Residents Pressure Mt. Kisco Officials on Solar Farm, Cell Projects

Residents living near the 25-acre parcel in Mount Kisco where a solar farm and a cell tower are proposed are stepping up pressure on village officials in hopes of halting the projects.

A petition containing 124 signatures was submitted to the village Planning Board last Thursday, contending that the solar farm would risk degrading the environment and the quality of life for the neighbors. The property, located at 180 S. Bedford Rd., is also adjacent to the Marsh Sanctuary.

One solution posed by the petitioners is for the Village Board to rescind its November 2018 approval to allow for a solar array in the Conservation Development District, which the parcel is zoned.

“The is an affront to both Mother Nature and our community,” said Mount Kisco Chase resident Maryann Tarnok who read the petition and a few of its attached comments to the Village Board at its Sept. 10 meeting.

The petition’s submission came during a week where the Planning Board publicly discussed for the first time Homeland Towers’ and Verizon’s plans to build a 140-foot monopine wireless communications facility on a more than 3,000-square-foot portion of the same property. The structure’s canopy that could accommodate several additional carriers would add another five feet to the tower.

During much of the final hour of last week’s Village Board meeting, residents lodged repeated objections against either one or both uses.
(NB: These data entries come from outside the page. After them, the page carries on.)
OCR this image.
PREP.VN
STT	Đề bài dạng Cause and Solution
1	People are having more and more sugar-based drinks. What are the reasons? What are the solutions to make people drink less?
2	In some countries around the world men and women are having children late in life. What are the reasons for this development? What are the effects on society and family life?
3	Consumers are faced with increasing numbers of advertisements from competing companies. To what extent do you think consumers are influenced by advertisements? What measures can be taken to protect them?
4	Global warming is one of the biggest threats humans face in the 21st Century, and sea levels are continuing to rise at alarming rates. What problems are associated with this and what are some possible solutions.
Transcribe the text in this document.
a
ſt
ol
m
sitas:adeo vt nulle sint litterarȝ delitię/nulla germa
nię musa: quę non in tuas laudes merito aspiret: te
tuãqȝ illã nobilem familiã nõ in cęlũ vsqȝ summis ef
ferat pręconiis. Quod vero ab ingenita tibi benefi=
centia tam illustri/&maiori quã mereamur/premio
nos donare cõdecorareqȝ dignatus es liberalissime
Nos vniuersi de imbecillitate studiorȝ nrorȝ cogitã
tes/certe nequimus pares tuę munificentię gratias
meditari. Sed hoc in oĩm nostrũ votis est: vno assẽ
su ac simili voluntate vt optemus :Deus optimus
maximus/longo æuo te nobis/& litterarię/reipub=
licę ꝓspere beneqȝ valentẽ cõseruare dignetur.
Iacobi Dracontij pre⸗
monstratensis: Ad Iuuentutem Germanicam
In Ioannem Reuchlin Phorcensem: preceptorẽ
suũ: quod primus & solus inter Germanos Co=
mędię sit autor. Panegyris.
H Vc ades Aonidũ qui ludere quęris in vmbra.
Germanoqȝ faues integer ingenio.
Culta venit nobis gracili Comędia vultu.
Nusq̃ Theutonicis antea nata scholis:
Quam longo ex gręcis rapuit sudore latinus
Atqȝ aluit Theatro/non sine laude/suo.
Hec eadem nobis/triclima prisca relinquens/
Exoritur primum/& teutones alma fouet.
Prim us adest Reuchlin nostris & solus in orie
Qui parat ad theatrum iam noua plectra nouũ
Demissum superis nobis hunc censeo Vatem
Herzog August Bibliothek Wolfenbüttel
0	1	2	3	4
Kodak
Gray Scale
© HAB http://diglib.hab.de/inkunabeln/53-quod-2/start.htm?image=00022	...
John Stockbridge, a member of the Marsh Sanctuary board, said the cell tower would be detrimental to the sanctuary and its 156 acres.

“This tower project and the physical intrusion would be immense,” Stockbridge said. “A cell tower at this location would be anathema to the mission of the sanctuary and also violate the original plans of the village to protect open space.”

John Rhodes, the chairman of the Mount Kisco Conservation Advisory Council, said the Planning Board has both legal and ethical questions to consider.

“There’s a lot of complex, thorny issues and it appears to me and a lot of other individuals that the Planning Board, even under the acting chairman is really giving short shrift to a lot of these issues and a lot of the insufficiencies in the applications,” Rhodes said.

Resident George Coppola charged more bluntly that because one of the principals of the applicant, Solar Community Solar, is Planning Board Chairman Douglas Hertz, it raises questions about whether the remainder of the board can be objective. Hertz has recused himself from discussions for both applications, but Vice Chairman John Bainlardi was the former property owner who sold the parcel to its current owner, Skull Island Partners, Coppola said.

Mayor Gina Picinich said the decision to pass legislation to allow for a solar farm was to have a less intense use for the land.

“We looked at this property and we specifically said, yes, this makes sense because it would be loss of intensification of use, no roads, no schoolchildren,” Picinich said. “There had been opposition to building homes here, so that was all part of the conversation.”

A key issue regarding the two applications is whether the Planning Board evaluates environmental impact of the two projects together or separately. Last Wednesday evening the Planning Board huddled with its counsel to discuss the issue. The board is expected to announce its determination at an upcoming meeting.

Village Attorney Whitney Singleton said the board must determine whether it’s a Type I, Type II or an unlisted action in evaluating environmental impacts. A Type I action is the more likely to have adverse environmental impacts while Type II would have the least, he said.

An unlisted action falls between the two and gives the board broad discretion regarding environmental impacts.